Batiste regularly visited his aging parents to check on them. A few times a week, he went to see his girlfriend, Buchi Okoh, their eighteen-month-old daughter, and Okoh’s five-year-old son from a previous relationship. Okoh, a striking, gregarious woman in her early thirties, worked in sales at a Cadillac dealership. On occasion, Batiste would take her to a nice restaurant, but most of the time they stayed home and played with the children. Okoh told friends that her boyfriend was a budding real estate developer, buying and renovating small homes. He was a good man, she said, intelligent and ambitious. He read self-improvement books like Do You!: 12 Laws to Access the Power in You to Achieve Happiness and Success, by the hip-hop mogul Russell Simmons. He was determined to make something of himself, “to be the best person he could possibly be,” Okoh said, “building his life the right way.”

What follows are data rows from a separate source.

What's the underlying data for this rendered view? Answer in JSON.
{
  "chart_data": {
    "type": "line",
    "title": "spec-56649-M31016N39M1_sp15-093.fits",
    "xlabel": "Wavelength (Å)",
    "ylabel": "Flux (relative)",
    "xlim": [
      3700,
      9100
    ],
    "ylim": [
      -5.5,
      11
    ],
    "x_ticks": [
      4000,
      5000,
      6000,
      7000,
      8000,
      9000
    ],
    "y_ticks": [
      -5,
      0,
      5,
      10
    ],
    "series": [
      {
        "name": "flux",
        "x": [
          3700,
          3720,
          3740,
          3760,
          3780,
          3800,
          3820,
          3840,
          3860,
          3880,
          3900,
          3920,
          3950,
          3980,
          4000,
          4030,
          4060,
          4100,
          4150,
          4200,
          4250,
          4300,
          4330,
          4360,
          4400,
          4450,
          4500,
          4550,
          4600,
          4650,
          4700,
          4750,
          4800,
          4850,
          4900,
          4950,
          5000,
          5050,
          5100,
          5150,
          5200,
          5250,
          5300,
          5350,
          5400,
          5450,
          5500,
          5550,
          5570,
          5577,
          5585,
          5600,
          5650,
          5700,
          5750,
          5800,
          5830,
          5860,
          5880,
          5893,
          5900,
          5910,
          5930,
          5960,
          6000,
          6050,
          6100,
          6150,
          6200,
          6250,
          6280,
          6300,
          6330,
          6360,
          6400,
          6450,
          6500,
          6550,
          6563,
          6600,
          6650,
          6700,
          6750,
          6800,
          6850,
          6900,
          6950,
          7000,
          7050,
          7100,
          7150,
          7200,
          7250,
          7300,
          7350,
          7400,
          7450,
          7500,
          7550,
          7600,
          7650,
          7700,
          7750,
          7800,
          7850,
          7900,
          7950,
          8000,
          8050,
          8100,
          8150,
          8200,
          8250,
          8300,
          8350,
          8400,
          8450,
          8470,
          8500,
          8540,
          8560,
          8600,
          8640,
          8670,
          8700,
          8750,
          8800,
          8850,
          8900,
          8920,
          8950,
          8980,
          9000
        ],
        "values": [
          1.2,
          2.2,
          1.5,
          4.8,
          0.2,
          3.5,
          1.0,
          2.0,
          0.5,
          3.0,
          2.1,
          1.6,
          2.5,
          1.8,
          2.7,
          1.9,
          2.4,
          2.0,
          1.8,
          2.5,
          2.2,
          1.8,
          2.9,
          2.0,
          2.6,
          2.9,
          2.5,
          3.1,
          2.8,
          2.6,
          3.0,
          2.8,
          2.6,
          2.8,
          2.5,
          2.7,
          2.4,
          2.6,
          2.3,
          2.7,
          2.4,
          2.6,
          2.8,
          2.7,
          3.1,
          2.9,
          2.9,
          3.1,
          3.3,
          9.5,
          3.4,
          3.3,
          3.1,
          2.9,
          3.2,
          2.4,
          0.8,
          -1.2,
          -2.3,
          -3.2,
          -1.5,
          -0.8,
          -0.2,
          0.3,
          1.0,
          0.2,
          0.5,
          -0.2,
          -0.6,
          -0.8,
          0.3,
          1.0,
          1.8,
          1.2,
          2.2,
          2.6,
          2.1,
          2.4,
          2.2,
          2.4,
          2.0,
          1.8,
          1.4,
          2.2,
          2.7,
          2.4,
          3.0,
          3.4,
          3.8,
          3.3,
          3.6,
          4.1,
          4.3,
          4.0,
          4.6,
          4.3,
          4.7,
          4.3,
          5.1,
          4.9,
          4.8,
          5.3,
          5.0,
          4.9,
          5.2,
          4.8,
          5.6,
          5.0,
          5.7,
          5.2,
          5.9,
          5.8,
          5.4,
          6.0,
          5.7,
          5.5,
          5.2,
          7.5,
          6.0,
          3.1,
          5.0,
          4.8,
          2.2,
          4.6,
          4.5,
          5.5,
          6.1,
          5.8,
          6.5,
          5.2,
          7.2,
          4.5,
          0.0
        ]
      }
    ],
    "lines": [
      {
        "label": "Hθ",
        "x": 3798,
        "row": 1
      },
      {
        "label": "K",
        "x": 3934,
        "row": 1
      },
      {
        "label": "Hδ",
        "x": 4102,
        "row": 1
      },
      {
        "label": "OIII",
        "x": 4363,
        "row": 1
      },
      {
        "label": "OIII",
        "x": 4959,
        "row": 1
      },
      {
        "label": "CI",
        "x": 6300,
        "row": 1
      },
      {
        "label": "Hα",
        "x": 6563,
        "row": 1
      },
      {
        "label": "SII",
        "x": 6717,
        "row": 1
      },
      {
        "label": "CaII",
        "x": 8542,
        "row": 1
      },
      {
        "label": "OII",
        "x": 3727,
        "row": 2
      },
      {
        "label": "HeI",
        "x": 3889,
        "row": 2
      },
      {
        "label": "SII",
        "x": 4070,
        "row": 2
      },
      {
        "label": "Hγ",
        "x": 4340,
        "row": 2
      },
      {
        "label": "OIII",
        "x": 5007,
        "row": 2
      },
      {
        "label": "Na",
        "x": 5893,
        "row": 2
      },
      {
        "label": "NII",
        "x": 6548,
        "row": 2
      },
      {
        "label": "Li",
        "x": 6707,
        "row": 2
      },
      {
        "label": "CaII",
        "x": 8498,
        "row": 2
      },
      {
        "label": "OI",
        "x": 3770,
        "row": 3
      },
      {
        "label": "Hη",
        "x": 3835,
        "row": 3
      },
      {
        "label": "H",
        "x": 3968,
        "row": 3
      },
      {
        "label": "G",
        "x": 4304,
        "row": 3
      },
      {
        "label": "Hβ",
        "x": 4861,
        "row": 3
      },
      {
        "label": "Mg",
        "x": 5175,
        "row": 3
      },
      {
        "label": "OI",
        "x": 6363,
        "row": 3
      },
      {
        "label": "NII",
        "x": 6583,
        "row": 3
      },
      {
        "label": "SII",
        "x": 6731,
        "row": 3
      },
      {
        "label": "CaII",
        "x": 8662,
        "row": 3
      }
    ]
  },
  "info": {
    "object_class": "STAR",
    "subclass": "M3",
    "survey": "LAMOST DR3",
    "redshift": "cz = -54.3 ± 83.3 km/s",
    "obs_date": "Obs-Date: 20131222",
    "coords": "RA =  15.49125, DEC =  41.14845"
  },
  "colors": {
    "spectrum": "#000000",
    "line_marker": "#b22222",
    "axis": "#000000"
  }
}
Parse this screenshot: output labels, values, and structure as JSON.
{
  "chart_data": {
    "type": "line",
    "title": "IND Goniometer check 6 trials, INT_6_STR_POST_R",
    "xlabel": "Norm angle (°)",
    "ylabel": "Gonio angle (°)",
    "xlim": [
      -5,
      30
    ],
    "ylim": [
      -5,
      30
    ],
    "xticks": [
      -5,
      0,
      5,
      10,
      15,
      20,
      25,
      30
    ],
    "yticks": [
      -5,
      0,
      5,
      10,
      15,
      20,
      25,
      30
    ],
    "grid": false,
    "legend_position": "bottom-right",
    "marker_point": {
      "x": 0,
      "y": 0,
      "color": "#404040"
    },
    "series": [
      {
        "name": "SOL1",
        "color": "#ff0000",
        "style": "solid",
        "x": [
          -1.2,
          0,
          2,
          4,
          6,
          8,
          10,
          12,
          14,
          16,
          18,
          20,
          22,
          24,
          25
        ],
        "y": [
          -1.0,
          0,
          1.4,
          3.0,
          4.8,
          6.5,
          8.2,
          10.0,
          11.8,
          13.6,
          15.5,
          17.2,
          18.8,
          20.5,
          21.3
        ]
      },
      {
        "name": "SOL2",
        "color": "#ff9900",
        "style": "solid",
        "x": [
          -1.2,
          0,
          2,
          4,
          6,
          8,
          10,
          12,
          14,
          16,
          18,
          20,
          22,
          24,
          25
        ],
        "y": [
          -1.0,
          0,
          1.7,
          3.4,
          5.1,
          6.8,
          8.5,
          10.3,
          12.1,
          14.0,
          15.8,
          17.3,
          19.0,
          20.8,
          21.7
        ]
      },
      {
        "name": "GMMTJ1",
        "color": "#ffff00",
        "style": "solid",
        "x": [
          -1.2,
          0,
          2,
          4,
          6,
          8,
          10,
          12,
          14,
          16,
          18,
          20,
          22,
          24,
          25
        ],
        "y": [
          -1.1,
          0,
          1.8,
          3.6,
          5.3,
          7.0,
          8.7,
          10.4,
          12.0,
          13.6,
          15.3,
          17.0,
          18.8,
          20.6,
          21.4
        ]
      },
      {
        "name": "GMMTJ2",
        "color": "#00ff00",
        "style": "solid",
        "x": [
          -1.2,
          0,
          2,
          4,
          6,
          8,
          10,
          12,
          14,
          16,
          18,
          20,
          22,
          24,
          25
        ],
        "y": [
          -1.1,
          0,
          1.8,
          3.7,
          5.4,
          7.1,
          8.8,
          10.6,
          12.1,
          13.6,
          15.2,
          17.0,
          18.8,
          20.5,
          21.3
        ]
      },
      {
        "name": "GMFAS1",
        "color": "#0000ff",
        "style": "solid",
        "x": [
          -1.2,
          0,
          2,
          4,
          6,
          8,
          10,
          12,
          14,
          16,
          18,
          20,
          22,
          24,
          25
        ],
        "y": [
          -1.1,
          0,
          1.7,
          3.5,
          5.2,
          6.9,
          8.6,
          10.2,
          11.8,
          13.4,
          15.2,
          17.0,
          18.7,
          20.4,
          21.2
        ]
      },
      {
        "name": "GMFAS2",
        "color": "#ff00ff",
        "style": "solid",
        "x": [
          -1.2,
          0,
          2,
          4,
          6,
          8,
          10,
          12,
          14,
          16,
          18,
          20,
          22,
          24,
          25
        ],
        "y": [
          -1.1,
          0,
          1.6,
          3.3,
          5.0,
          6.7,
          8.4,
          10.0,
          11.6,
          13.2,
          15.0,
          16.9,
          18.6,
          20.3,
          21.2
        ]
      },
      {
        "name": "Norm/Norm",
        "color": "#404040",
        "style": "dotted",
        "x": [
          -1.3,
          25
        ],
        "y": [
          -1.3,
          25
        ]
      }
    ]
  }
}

And the profile goes on. Why is Batiste being profiled in Texas Monthly?

He and his criminal gang executed multiple armored car guards to steal cash they were using to refill ATMs. Batiste allegedly stood off at some distance with a rifle and shot the drivers guards, then his partners drove up, grabbed the cash, and drove off.

I swear I wrote about the end of this story, but I can’t find it now. Briefly: HPD got a tip and ambushed Batiste and his gang. Batiste got out of his car with a rifle and shot at the HPD officers: HPD returned fire and killed him.

At a detention hearing, when asked about other robberies Batiste had carried out, Jeffrey Coughlin, a young FBI agent who had helped lead the investigation, remained cagey, declaring that the FBI “at this time” was only connecting Batiste to the two armored car robberies in March and August of 2016. However, shortly after the December shoot-out, Houston police chief Art Acevedo, who had been briefed on the FBI’s investigation, announced at a press conference that there was a “high probability” that Batiste was involved in all of the murders of Houston’s armored car messengers over the previous two years, including the shooting of Alvin Kinney, in February 2015.

TM wants you to feel sorry for this man, and his woman and children. TM apparently doesn’t want you to feel sorry for Alvin Kinney, Melvin Moore, David Guzman, or the unnamed messenger who was wounded but not killed.

One Response to “Memo from the police beat.”

  1. RoadRich says:

    “You have to keep going, or else you will die. Or your partner will die. Or both of you will die.”

    Or, and people really hate when this happens: you and your partner die, AND the people you were trying to protect (and serve) die. The community (from which, as you well know, we GET police officers) really gets upset at that.